その横では、向かって来るドイツの戦車に対し、大砲で対抗するラブロフと、出征前に息子と別れを告げた中佐が、決死の一発を打ち込むシーン。
ここは、沁みたなあ・・。
<ロシア国防省が、当時の各種文書を開示し、イリンスコエの戦いを再現した、”ロシア魂”溢れる作品。
しかし、”独ソ戦”で、多大なる死者を出したのは、ソ連である。
現在、ロシアを統べる不老の男には、その事実をキチンと理解し、二度と戦争を起こさないで貰いたいモノである。

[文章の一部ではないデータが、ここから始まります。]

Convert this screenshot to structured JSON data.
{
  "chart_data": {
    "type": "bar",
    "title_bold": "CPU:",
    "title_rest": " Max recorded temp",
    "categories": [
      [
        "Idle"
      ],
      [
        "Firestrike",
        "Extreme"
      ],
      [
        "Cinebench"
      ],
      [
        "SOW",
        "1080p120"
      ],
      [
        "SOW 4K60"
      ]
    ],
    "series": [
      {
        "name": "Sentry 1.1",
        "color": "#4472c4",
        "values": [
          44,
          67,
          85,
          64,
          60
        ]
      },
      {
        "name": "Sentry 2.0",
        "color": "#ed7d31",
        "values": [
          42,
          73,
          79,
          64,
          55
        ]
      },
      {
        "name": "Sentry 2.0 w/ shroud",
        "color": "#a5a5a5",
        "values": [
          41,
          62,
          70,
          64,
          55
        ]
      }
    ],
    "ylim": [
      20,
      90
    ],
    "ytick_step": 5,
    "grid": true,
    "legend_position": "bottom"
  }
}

この作品が、ロシア国内で、”戦意高揚”映画にならない事を、願うばかりである。>
こんばんは。
私もT34と比べてしまいました。
あのソ連兵は強靭な忍耐力持ってましたから。それとあっちはドイツ兵もちゃんと顔が出てたけど、この作品は絶対悪でしたね。
そこはちょっと不満でしたが。
ではまた。
NOBUさんへ
リアルタイムでフルネームは出て来ませんけど、分かりますw
ラブロフたちがドイツ軍を迎え撃った火砲は、M-1937 45mm対戦車砲(53K)。ドイツ軍野営地を壊滅させたロケットは、BM-13カチューシャ。これは滅多に見れないので萌えポイントでした!